Improved formation of electrically-deposited enzyme-embedded chitosan coatings onto carbon fiber microelectrodes†
Abstract
A significant challenge in the preparation of enzyme modified electrodes is the immobilization of enzyme near the electrode surface. Traditionally, the polysaccharide chitosan can be electrodeposited around an electrode by the application of a moderately negative voltage, causing an increase in the local pH, triggering its precipitation onto the electrode and immobilizing enzyme in the process. Unfortunately, the production of hydrogen gas bubbles during film deposition is well known to result in the formation of incomplete or non-uniform coatings. In this technical note, the simple addition of a redox-active proton consumer into the chitosan deposition solution is shown to improve the uniformity, reproducibility, and throughput of glucose oxidase-embedded chitosan-coated carbon fiber microelectrodes (GOX/CHIT-CFMs) appropriate for fast scan cyclic voltammetry. GOX/CHIT-CFMs produced through the reduction of benzoquinone and chloramphenicol showed no significant difference in enzyme performance, sensitivity, limit of detection, or time response as compared to those produced through the traditional approach, though throughput was much higher and film morphology was more uniform and reproducible.
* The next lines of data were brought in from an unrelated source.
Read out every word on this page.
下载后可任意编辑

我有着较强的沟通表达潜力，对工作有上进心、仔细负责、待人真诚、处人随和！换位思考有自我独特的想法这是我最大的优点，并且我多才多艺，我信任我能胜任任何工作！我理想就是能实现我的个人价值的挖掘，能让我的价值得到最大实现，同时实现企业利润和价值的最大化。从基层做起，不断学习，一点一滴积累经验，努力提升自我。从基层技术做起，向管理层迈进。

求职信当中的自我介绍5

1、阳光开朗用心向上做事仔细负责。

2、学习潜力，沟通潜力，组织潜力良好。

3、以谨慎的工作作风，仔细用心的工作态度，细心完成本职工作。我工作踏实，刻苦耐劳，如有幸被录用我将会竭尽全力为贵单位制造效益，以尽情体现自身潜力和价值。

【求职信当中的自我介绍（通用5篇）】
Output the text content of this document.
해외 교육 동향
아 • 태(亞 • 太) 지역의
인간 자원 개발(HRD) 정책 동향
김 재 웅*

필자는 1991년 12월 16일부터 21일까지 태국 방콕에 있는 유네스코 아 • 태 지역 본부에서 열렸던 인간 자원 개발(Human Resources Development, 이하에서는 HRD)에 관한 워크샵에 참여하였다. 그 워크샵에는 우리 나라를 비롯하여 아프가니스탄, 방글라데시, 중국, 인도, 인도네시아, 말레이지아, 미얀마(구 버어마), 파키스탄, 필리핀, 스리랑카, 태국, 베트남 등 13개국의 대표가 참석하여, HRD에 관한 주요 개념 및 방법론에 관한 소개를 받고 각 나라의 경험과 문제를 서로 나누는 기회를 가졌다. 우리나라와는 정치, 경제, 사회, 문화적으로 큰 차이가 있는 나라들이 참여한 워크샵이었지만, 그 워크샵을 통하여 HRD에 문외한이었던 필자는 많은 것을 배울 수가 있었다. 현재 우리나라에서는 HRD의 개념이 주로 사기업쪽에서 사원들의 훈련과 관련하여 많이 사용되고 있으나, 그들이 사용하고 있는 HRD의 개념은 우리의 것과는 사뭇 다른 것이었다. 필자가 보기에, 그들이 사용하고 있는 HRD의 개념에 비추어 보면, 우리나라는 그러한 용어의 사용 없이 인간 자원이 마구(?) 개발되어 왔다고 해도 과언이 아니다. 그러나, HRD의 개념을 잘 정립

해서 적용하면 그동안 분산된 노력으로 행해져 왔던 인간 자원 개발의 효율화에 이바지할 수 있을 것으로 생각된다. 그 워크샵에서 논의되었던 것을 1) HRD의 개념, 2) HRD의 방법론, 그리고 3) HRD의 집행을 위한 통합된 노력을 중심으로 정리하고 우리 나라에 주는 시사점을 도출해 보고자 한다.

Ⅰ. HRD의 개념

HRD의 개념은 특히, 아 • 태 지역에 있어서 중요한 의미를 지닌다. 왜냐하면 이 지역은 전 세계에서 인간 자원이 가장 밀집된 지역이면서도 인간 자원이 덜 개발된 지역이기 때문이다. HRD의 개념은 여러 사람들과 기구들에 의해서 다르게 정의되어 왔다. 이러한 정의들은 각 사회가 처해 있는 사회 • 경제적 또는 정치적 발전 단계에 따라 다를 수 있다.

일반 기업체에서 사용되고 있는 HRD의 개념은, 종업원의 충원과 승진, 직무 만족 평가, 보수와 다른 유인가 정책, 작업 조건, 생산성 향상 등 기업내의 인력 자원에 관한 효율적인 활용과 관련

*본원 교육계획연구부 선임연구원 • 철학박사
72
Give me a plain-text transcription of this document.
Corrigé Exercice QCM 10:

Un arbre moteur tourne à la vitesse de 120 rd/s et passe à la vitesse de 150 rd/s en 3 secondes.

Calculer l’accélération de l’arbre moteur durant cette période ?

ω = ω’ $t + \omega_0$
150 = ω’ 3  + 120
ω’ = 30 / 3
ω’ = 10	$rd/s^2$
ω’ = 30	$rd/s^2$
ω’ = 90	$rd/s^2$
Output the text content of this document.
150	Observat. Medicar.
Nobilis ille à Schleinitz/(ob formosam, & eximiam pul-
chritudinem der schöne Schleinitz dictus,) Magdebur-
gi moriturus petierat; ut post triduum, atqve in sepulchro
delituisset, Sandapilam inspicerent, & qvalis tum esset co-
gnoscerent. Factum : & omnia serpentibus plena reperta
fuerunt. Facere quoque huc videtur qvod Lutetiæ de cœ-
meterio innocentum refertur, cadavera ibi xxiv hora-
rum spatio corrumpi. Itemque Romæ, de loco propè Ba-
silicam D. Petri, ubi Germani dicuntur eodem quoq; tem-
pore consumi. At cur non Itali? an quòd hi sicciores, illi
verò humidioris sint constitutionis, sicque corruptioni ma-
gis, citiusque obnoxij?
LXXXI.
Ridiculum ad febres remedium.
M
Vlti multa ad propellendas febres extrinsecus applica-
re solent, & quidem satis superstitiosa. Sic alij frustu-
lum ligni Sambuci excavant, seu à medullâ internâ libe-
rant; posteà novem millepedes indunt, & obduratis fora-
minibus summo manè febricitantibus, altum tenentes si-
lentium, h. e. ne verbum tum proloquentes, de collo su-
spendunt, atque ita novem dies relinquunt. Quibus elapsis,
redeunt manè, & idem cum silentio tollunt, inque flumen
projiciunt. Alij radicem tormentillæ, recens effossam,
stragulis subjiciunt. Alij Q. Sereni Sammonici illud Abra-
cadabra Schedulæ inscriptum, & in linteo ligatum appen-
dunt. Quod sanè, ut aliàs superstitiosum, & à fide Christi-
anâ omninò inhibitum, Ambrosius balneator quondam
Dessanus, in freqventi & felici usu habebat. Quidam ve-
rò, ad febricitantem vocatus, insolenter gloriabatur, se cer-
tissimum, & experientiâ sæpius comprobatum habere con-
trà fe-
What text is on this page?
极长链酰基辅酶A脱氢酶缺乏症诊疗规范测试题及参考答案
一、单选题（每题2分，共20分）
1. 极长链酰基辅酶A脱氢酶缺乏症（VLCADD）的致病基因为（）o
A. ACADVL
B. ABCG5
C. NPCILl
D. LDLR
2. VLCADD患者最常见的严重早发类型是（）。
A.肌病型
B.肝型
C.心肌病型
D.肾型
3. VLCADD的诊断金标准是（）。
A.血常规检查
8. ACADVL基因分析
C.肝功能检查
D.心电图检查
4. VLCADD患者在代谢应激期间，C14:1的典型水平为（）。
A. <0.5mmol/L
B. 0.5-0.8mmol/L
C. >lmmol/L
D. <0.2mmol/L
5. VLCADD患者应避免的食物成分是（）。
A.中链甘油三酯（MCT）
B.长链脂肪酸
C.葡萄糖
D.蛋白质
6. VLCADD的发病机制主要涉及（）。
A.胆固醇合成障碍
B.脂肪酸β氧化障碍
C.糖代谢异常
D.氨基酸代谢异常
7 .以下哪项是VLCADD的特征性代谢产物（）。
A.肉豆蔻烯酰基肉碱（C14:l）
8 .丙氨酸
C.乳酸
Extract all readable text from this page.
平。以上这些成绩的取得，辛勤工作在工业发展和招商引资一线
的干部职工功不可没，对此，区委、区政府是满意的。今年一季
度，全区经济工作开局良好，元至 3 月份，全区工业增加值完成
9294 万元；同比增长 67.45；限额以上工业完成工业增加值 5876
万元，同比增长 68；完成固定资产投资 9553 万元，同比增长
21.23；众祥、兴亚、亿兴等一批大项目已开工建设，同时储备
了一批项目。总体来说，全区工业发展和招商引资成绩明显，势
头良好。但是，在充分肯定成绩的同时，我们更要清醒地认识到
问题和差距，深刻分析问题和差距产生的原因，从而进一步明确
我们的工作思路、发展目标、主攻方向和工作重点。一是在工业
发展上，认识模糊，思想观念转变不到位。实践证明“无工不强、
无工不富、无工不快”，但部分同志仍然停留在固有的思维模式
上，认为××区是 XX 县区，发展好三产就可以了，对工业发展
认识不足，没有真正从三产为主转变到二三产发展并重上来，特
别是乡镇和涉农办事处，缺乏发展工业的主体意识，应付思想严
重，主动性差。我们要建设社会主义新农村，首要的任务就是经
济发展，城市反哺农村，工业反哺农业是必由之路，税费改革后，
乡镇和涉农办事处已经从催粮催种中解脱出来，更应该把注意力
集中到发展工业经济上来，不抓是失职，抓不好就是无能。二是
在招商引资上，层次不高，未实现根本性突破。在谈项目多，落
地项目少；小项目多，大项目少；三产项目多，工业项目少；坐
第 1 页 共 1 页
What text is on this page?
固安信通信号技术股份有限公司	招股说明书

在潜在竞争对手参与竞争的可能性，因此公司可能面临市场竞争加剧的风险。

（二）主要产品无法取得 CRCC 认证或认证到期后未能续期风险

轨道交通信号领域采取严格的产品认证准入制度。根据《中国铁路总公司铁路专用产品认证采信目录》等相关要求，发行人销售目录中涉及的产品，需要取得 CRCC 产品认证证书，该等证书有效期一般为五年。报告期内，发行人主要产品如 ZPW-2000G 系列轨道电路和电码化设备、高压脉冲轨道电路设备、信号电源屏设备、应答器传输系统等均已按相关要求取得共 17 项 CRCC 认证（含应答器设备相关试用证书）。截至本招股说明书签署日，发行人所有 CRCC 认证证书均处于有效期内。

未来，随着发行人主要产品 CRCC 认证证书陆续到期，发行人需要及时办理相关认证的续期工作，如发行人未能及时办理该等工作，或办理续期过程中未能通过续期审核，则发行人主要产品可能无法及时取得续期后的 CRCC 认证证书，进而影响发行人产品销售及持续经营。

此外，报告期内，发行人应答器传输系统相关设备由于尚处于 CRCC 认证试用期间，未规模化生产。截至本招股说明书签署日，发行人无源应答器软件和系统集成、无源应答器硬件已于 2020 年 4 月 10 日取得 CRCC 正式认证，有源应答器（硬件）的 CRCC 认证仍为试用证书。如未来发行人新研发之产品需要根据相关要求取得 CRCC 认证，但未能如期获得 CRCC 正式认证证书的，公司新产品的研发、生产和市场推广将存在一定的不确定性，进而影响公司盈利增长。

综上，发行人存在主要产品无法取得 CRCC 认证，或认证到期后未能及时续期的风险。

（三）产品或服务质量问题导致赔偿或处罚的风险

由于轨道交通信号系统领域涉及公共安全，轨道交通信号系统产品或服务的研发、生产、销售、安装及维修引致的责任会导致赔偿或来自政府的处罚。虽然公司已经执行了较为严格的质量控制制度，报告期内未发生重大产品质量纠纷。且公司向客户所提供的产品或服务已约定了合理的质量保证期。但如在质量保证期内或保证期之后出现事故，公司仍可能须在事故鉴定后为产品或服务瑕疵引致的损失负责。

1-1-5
Benzoquinone displayed some reactivity when added to the coating solution which resulted in slightly thicker coatings that were morphologically distinct from those produced by either the traditional approach or with chloramphenicol. The addition of the antibiotic chloramphenicol, however, showed no such effect and is amenable for preparing GOX/CHIT-CFMs with high throughput. Overall, this work enables the production of more robust enzyme-embedded chitosan electrode films onto carbon fiber microelectrodes without sacrificing their performance.